Dit kan er op wijzen dat een zeker wantrouwen tegenover anderen tot een hogere kans op

nonrespons leidt. Er zijn nog andere subjectieve kenmerken van respondenten van belang voor de

verklaring van de nonrespons.

Voorbeeld 13. In het panelonderzoek naar de politieke kennis van de Vlamingen stelde men vast dat

het percentage weigeringen in de tweede golf (1996) amper 7,6% bedroeg bij de respondenten die in

de eerste golf (1995) gekenmerkt waren door een hoge politieke kennis. Dit percentage steeg tot

12,8% bij respondenten met een matige kennis en het bedroeg 21,1% bij hen die een heel gebrekkige

politieke kennis bezaten (Cambré, Billiet en Swyngedouw, 1996: 15).

Naast de kennis omtrent het onderwerp speelt ook de interesse een rol bij de nonrespons. Dit blijkt

duidelijk uit de panelgegevens bij politieke peilingen.

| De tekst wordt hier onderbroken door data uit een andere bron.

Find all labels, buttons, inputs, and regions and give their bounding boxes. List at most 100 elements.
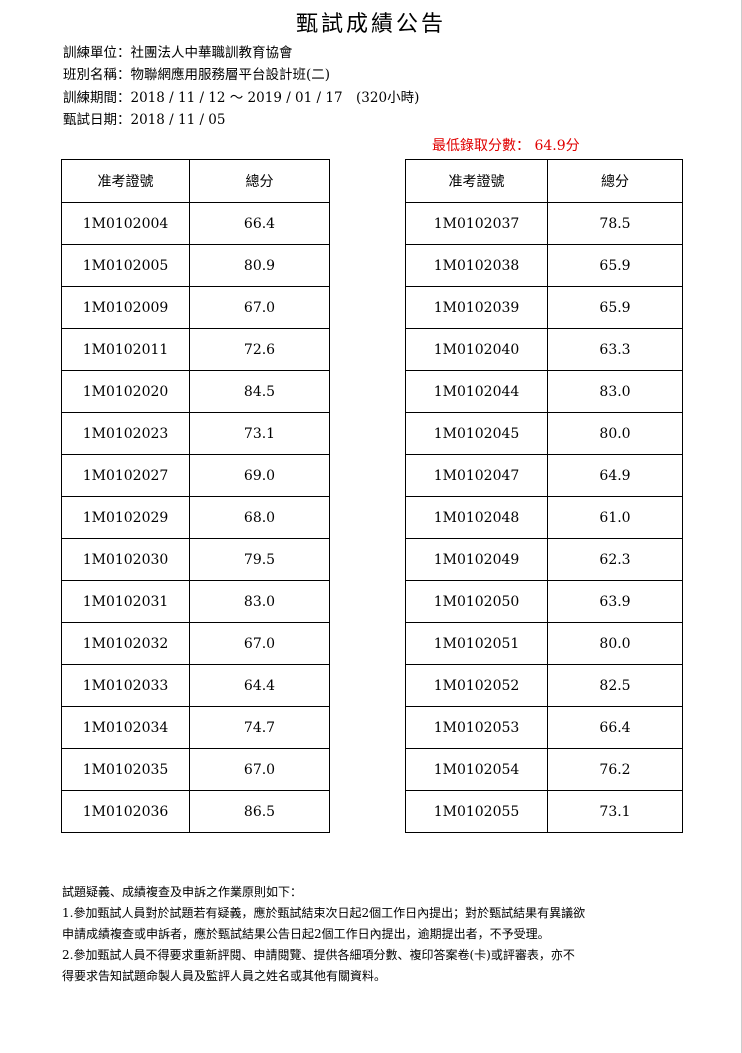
score-table: 准考證號 總分 1M0102004 66.4 1M0102005 80.9 1M010200… [61, 159, 330, 833]
exam-id: 1M0102020 [61, 370, 190, 413]
info-line: 班別名稱：物聯網應用服務層平台設計班(二) [63, 67, 331, 83]
exam-id: 1M0102052 [405, 664, 548, 707]
row: 1M0102037 78.5 [405, 202, 683, 245]
row: 1M0102055 73.1 [405, 790, 683, 833]
row: 1M0102048 61.0 [405, 496, 683, 539]
score: 69.0 [189, 454, 330, 497]
exam-id: 1M0102031 [61, 580, 190, 623]
row: 1M0102038 65.9 [405, 244, 683, 287]
score: 67.0 [189, 286, 330, 329]
exam-id: 1M0102049 [405, 538, 548, 581]
exam-id: 1M0102044 [405, 370, 548, 413]
row: 1M0102049 62.3 [405, 538, 683, 581]
row: 1M0102027 69.0 [61, 454, 330, 497]
row: 1M0102004 66.4 [61, 202, 330, 245]
score: 80.0 [547, 412, 683, 455]
row: 1M0102033 64.4 [61, 664, 330, 707]
exam-id: 1M0102032 [61, 622, 190, 665]
score: 63.3 [547, 328, 683, 371]
row: 1M0102052 82.5 [405, 664, 683, 707]
exam-id: 1M0102027 [61, 454, 190, 497]
score: 76.2 [547, 748, 683, 791]
row: 1M0102051 80.0 [405, 622, 683, 665]
exam-id: 1M0102034 [61, 706, 190, 749]
exam-id: 1M0102045 [405, 412, 548, 455]
score: 82.5 [547, 664, 683, 707]
exam-id: 1M0102029 [61, 496, 190, 539]
row: 1M0102034 74.7 [61, 706, 330, 749]
row: 1M0102030 79.5 [61, 538, 330, 581]
score: 68.0 [189, 496, 330, 539]
exam-id: 1M0102035 [61, 748, 190, 791]
score: 84.5 [189, 370, 330, 413]
exam-id: 1M0102051 [405, 622, 548, 665]
header-row: 准考證號 總分 [61, 159, 330, 203]
exam-id: 1M0102036 [61, 790, 190, 833]
score: 79.5 [189, 538, 330, 581]
row: 1M0102035 67.0 [61, 748, 330, 791]
title: 甄試成績公告 [295, 12, 446, 37]
notes: 試題疑義、成績複查及申訴之作業原則如下： 1.參加甄試人員對於試題若有疑義，應於甄… [62, 882, 585, 987]
exam-id: 1M0102011 [61, 328, 190, 371]
row: 1M0102040 63.3 [405, 328, 683, 371]
info-line: 訓練單位：社團法人中華職訓教育協會 [63, 45, 293, 61]
exam-id: 1M0102004 [61, 202, 190, 245]
note-line: 1.參加甄試人員對於試題若有疑義，應於甄試結束次日起2個工作日內提出；對於甄試結… [62, 906, 586, 920]
score: 64.9 [547, 454, 683, 497]
score: 74.7 [189, 706, 330, 749]
score: 66.4 [189, 202, 330, 245]
row: 1M0102050 63.9 [405, 580, 683, 623]
row: 1M0102005 80.9 [61, 244, 330, 287]
score: 64.4 [189, 664, 330, 707]
row: 1M0102023 73.1 [61, 412, 330, 455]
note-line: 試題疑義、成績複查及申訴之作業原則如下： [62, 885, 303, 899]
note-line: 2.參加甄試人員不得要求重新評閱、申請閱覽、提供各細項分數、複印答案卷(卡)或評… [62, 948, 575, 962]
row: 1M0102045 80.0 [405, 412, 683, 455]
exam-id: 1M0102040 [405, 328, 548, 371]
score: 67.0 [189, 748, 330, 791]
min-score: 最低錄取分數： 64.9分 [432, 138, 580, 154]
exam-id: 1M0102047 [405, 454, 548, 497]
row: 1M0102053 66.4 [405, 706, 683, 749]
score: 73.1 [189, 412, 330, 455]
column-header: 總分 [189, 159, 330, 203]
exam-id: 1M0102009 [61, 286, 190, 329]
score: 80.0 [547, 622, 683, 665]
exam-id: 1M0102038 [405, 244, 548, 287]
score: 83.0 [547, 370, 683, 413]
exam-id: 1M0102053 [405, 706, 548, 749]
score: 61.0 [547, 496, 683, 539]
row: 1M0102032 67.0 [61, 622, 330, 665]
exam-id: 1M0102037 [405, 202, 548, 245]
row: 1M0102054 76.2 [405, 748, 683, 791]
row: 1M0102047 64.9 [405, 454, 683, 497]
score: 73.1 [547, 790, 683, 833]
score: 62.3 [547, 538, 683, 581]
exam-id: 1M0102023 [61, 412, 190, 455]
header-row: 准考證號 總分 [405, 159, 683, 203]
exam-id: 1M0102033 [61, 664, 190, 707]
exam-id: 1M0102054 [405, 748, 548, 791]
score-table: 准考證號 總分 1M0102037 78.5 1M0102038 65.9 1M010203… [405, 159, 683, 833]
note-line: 得要求告知試題命製人員及監評人員之姓名或其他有關資料。 [62, 969, 387, 983]
exam-id: 1M0102050 [405, 580, 548, 623]
row: 1M0102039 65.9 [405, 286, 683, 329]
score: 65.9 [547, 244, 683, 287]
score: 63.9 [547, 580, 683, 623]
exam-id: 1M0102005 [61, 244, 190, 287]
exam-id: 1M0102048 [405, 496, 548, 539]
row: 1M0102009 67.0 [61, 286, 330, 329]
info-line: 訓練期間：2018 / 11 / 12 ～ 2019 / 01 / 17 (32… [63, 90, 420, 106]
exam-id: 1M0102039 [405, 286, 548, 329]
exam-id: 1M0102055 [405, 790, 548, 833]
score: 67.0 [189, 622, 330, 665]
row: 1M0102036 86.5 [61, 790, 330, 833]
row: 1M0102020 84.5 [61, 370, 330, 413]
score: 86.5 [189, 790, 330, 833]
column-header: 總分 [547, 159, 683, 203]
score: 83.0 [189, 580, 330, 623]
exam-id: 1M0102030 [61, 538, 190, 581]
score: 72.6 [189, 328, 330, 371]
row: 1M0102044 83.0 [405, 370, 683, 413]
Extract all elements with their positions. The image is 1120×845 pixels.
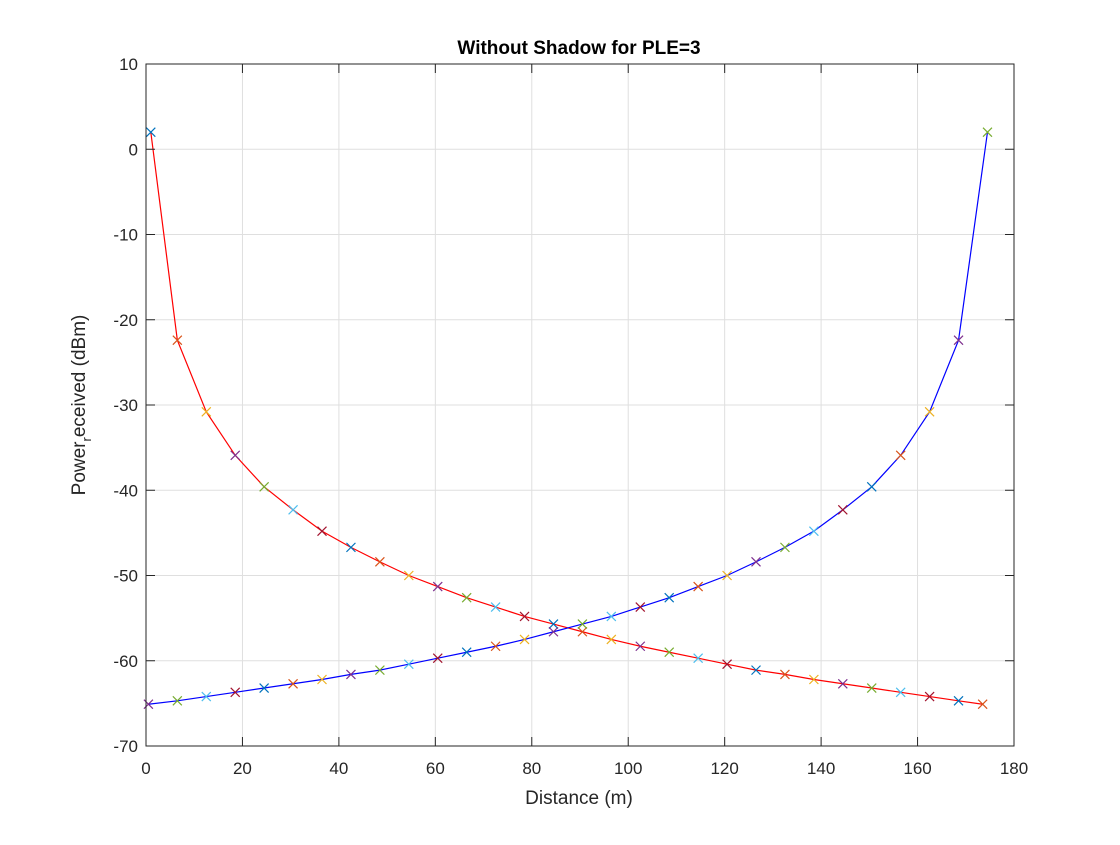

Voorbeeld 14. In de tweede golf van het verkiezingsonderzoek werd vastgesteld dat het percentage

weigeringen steeg van 18,7% bij degenen met veel politieke interesse naar 28,7% bij de respondenten

met weinig politieke interesse. In dit onderzoek werd echter ook de “bekwaamheid” van de

ondervraagden gemeten aan de hand van het aantal “gebrekkige” antwoorden (geen antwoord, geen

mening, steeds de middencategorie kiezen, enz…). Belangstelling voor het onderwerp en de zgn.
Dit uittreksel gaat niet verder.